Очень интересно. Похоже на вызов. Очевидно, Тереза сообщила первому претенденту на ее руку и сердце, что ситуация изменилась. Как она построила разговор? Сообщила о своих чувствах к нему? О своем намерении оказать поддержку человеку, с которым практически связана узами родства? О решении стиснуть зубы и сделать шаг вперед? Она могла сказать что угодно. Дьявол!
Бартоломью обернулся:
— Монтроуз, постойте!
Маркиз замедлил шаг.
— Слушаю вас, — сказал он, оборачиваясь.
— Хочу, чтобы вы поняли: она моя.
— Сегодня — возможно. А завтра? Что ж, посмотрим. Битва еще не началась.
Когда Бартоломью снова остался в одиночестве, к нему подошел Лакаби, катя перед собой инвалидное кресло.
— Вот вы где, полковник.
— Мне определенно не нравится этот человек, — произнес Толли, усаживаясь в кресло и пытаясь при этом подавить тяжелый вздох.
— Я слышал, послезавтра из Нортгемптона отплывает военный корабль, — как бы между прочим заметил Лакаби. — Отправляется на Таити. Маркизу потребуется год, чтобы вернуться в Лондон. Если, конечно, он окажется на борту того корабля.
— Прекратите испытывать мое терпение. Отвезите меня к брату. Да перестаньте жевать на глазах у всех!

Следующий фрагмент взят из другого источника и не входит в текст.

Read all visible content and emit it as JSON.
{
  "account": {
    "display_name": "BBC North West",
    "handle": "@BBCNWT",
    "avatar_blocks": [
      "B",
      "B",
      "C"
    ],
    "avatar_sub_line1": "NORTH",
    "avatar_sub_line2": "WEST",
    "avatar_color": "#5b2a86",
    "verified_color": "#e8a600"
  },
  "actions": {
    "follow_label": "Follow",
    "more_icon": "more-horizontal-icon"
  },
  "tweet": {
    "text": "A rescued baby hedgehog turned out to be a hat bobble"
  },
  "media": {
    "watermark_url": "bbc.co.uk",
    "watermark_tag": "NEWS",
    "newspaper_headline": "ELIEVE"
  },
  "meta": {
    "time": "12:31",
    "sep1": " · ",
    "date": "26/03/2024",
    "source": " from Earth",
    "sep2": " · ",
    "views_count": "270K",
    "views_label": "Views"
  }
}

Стивен стоял рядом со своей женой на противоположном конце зала. Оба выглядели очень счастливыми. И скорее всего потому, что Толли не было рядом. Бартоломью сдвинул брови. Если существует способ добиться своего, не вовлекая в скандал родных, он непременно им воспользуется. Но сейчас он нуждался именно в семье. Она была нитью, связывающей его с обществом, с респектабельным образом жизни.